“Há muitas pessoas que têm um problema grave, que passa por não conseguirem encarar os filhos e dizer-lhes que estão a passar dificuldades”, explicou à Lusa Carlo Martins, responsável pela iniciativa.
Com tantos pedidos feitos "às escondidas", acrescentou, há muitas crianças e jovens que “não têm noção do que se está a passar”.
O projeto social “Hotelaria madeirense ajuda a nossa ilha” começou há cerca de um ano, com cinco profissionais do setor hoteleiro – cozinheiros e empregados de mesa e bar que, à conta da pandemia de Covid-19, ficaram desempregados ou em ‘lay-off’.
Carlo Martins lembrou que, em março de 2020, houve um “nicho que ficou desamparado à conta da pandemia” e várias pessoas que beneficiavam de ajudas sociais deixaram de recebê-las.
A ideia surgiu num sábado e, na segunda-feira seguinte, o grupo, que “tirou dinheiro do próprio bolso”, confecionou 20 refeições. O número escalou para 100 na semana seguinte e, depois, para 200 diárias durante três meses, o que perfez um total de 15.000.
O grupo passou de cinco pessoas para 50, para dar resposta a uma logística que, segundo o impulsionador do projeto, era “idêntica a um departamento de F&B de um hotel” (abreviatura para ‘food and beverage’, que significa alimentação e bebidas). Tudo “foi produzido com artigos doados pelos madeirenses”, sem ligações a uma instituição ou órgão governamental.
O grupo de trabalho funciona como uma ‘task-force’ e, apesar de já não produzir refeições, continua a “dar apoio à população do Caniço, Funchal e Câmara de Lobos, além de algumas áreas da costa norte”.
Segundo Carlo Martins, a Casa do Povo do Caniço disponibilizou um espaço que serve de armazém para as doações e o papel dos voluntários do Caniço tem sido fundamental, pois “ninguém descansa quando surge uma emergência social, até que esteja resolvida”.
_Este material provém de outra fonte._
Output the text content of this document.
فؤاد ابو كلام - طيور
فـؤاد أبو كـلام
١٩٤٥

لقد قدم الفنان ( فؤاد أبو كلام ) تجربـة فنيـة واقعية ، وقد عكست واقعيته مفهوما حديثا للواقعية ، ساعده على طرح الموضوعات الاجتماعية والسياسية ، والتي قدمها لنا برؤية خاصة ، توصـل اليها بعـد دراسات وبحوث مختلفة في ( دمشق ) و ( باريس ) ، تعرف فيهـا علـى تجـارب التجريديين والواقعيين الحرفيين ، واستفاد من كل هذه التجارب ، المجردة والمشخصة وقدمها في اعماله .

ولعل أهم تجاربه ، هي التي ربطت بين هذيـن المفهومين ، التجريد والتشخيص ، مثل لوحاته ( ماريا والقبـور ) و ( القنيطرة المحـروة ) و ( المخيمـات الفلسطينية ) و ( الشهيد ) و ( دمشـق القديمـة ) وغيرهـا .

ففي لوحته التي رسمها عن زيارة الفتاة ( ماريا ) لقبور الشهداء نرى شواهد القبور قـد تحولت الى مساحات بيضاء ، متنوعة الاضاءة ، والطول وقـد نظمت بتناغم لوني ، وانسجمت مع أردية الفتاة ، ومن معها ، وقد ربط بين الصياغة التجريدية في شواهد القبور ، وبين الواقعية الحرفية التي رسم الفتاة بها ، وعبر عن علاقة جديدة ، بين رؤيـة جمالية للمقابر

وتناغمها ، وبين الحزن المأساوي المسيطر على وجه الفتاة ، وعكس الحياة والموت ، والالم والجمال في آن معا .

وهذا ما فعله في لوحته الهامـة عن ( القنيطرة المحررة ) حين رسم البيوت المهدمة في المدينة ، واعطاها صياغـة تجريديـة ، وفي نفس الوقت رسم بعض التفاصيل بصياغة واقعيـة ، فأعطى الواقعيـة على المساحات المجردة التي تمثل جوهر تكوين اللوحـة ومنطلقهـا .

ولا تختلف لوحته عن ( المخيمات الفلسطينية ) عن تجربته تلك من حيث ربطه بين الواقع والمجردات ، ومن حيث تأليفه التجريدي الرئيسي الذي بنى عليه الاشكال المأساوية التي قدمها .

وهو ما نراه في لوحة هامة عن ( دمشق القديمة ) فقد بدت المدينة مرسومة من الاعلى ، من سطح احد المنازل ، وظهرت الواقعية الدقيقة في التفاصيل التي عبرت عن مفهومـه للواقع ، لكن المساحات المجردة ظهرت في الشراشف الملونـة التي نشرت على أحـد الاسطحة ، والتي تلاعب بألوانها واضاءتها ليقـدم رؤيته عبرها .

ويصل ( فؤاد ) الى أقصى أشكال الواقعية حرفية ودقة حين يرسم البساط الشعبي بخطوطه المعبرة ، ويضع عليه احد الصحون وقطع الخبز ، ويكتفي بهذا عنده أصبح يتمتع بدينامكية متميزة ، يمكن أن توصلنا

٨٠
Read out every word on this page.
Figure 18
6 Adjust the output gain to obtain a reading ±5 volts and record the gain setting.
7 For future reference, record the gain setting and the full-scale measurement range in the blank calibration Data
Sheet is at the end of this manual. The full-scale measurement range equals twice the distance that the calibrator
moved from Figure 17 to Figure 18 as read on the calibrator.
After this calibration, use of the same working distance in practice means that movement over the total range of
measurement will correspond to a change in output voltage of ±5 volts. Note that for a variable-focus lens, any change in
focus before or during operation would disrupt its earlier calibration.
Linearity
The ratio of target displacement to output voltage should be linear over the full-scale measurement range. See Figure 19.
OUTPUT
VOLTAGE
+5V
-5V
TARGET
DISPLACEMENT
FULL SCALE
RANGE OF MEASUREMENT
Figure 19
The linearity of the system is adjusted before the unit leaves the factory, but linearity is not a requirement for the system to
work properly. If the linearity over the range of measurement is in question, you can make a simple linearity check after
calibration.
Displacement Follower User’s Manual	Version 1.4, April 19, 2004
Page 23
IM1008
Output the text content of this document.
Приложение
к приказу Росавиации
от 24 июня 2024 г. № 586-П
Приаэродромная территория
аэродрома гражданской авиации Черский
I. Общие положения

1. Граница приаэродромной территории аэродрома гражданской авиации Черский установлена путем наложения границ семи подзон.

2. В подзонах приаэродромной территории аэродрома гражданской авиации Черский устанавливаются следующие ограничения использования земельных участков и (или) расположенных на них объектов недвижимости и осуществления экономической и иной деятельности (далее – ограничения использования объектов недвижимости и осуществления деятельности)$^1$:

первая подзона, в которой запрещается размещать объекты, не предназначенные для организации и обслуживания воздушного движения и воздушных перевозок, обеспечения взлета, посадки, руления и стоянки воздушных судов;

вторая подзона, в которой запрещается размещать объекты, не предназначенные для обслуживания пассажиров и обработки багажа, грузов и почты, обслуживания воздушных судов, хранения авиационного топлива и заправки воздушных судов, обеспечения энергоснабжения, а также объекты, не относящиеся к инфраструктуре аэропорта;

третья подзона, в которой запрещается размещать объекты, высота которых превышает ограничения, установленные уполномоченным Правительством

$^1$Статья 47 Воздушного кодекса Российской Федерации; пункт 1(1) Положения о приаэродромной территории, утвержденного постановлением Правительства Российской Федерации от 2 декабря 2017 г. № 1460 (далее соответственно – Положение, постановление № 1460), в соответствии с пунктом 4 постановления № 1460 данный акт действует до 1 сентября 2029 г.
“Nos últimos meses, surgiram seis vítimas de violência doméstica que precisaram de ser recolocadas e, em 72 horas, conseguimos mobilar casas inteiras. Acho que ninguém tem noção do que isto quer dizer”, sublinhou.
Questionado sobre a situação que mais o sensibilizou, não hesitou em contar a história de uma “mãe guerreira” que vendeu tudo para tomar conta do filho, em tratamento no Porto: “Quando regressou não tinha nada, mas conseguimos rapidamente mobilar a casa toda”.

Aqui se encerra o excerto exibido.